# Arts n Crafts for ********



## MadTownUberD (Mar 11, 2017)

When I bought my Sonata the silver painted wheel covers were pretty scuffed up from multiple curbings. Several layers of gloss black paint later, I decided to mask off the center hub Hyundai logo and hit it with "chrome" (more like sparkly silver). I used 20x20x20 lightweight cardboard boxes (5 for $10 at Office Depot) as makeshift mini paint booths, since it was windy outside.

I am very happy with the results! If you look closely you'll see imperfections, like too heavy a final coat of clear coat, but from any distance they look fabulous and should reflect the night city lights nicely.


----------



## Adieu (Feb 21, 2016)

Hubcaps cost less than paint, you know?


----------



## MadTownUberD (Mar 11, 2017)

Adieu said:


> Hubcaps cost less than paint, you know?
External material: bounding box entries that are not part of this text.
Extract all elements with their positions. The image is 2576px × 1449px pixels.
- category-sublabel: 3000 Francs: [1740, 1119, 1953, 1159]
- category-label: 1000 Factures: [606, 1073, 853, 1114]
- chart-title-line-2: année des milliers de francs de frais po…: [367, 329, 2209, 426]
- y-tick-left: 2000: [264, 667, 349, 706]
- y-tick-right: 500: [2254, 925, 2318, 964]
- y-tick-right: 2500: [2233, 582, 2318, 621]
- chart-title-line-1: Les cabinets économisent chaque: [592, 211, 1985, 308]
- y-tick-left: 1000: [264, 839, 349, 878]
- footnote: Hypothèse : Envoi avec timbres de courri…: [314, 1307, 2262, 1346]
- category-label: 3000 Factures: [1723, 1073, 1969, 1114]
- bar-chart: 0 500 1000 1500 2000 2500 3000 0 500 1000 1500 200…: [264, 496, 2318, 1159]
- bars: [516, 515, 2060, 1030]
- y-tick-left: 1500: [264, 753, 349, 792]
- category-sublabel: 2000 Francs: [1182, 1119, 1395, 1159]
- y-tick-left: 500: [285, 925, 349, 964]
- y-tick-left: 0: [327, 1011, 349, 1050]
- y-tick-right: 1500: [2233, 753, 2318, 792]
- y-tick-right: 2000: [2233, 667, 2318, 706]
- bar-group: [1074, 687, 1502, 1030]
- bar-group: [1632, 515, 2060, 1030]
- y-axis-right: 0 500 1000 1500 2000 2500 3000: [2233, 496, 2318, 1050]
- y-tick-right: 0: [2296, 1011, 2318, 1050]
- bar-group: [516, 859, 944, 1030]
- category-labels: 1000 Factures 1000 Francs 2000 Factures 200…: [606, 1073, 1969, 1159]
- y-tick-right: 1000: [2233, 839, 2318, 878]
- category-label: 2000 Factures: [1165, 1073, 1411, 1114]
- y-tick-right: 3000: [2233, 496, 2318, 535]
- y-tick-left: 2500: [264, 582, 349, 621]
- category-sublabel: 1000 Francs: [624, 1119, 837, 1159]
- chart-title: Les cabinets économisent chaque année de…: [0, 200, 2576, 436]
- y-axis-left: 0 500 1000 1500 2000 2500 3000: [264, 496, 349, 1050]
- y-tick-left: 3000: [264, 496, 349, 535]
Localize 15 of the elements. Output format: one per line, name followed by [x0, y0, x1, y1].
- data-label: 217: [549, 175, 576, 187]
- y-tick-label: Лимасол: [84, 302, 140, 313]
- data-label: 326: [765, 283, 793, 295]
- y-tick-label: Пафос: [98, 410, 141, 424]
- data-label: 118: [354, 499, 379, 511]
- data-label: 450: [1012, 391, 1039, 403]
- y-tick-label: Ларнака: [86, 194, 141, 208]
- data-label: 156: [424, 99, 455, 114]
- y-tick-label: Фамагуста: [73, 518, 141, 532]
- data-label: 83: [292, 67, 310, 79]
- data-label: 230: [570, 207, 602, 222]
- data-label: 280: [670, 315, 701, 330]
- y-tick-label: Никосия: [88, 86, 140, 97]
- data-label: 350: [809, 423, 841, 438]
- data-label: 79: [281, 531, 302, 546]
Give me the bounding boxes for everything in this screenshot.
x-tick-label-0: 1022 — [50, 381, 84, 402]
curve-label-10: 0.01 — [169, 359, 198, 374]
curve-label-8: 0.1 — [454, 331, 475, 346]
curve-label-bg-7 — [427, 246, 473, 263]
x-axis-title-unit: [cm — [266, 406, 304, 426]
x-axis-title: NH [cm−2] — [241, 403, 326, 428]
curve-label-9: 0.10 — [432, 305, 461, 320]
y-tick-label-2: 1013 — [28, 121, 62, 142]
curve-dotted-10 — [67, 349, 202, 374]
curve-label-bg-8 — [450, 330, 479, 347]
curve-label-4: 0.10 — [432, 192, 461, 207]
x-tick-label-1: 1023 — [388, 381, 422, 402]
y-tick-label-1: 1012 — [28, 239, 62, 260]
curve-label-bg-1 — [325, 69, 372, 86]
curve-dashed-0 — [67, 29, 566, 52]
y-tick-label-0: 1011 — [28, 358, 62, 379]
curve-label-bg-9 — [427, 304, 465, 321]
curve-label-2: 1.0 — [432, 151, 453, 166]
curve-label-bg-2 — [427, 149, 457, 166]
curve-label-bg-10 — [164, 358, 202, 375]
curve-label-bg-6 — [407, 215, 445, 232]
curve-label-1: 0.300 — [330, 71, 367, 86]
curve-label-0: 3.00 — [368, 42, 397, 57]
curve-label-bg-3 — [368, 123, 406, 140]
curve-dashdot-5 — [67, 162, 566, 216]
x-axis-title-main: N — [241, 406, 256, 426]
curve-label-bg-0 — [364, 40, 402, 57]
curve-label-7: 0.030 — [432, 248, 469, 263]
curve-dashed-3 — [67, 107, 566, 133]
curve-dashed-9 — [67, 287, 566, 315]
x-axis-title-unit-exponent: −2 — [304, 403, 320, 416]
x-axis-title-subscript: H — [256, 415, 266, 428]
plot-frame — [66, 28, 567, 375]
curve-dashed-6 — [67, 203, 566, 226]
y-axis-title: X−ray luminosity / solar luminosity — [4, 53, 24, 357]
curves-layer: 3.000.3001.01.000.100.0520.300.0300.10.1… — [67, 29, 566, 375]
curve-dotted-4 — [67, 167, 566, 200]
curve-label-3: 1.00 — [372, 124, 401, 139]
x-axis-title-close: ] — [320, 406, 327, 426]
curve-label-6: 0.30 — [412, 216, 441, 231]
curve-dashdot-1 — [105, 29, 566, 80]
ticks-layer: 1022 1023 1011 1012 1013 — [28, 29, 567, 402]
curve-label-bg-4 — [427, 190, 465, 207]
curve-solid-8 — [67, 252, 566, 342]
Perhaps but my wheel covers look way better than my steel wheels underneath them.


----------



## Fauxknight (Aug 12, 2014)

Pretty nice for hubs. Pretty stupid that most car companies use ugly covers on purpose when they could look so much nicer.


----------



## MHR (Jul 23, 2017)

Nice job!


----------



## Snowblind (Apr 14, 2017)

Very nice, can we see them on the Car?


----------



## MadTownUberD (Mar 11, 2017)

Snowblind said:


> Very nice, can we see them on the Car?


They correspond to my steel wheels with all-weather tires on them. I currently have aftermarket rims with winter tires on them. When it stops snowing and stays above 50 consistently I will put my summer Wheels on the car.


----------



## MadTownUberD (Mar 11, 2017)




----------



## pismire (May 2, 2017)

You definitely nailed it, with regard to the title of this thread!


----------



## MadTownUberD (Mar 11, 2017)

pismire said:


> You definitely nailed it, with regard to the title of this thread!


Nice


----------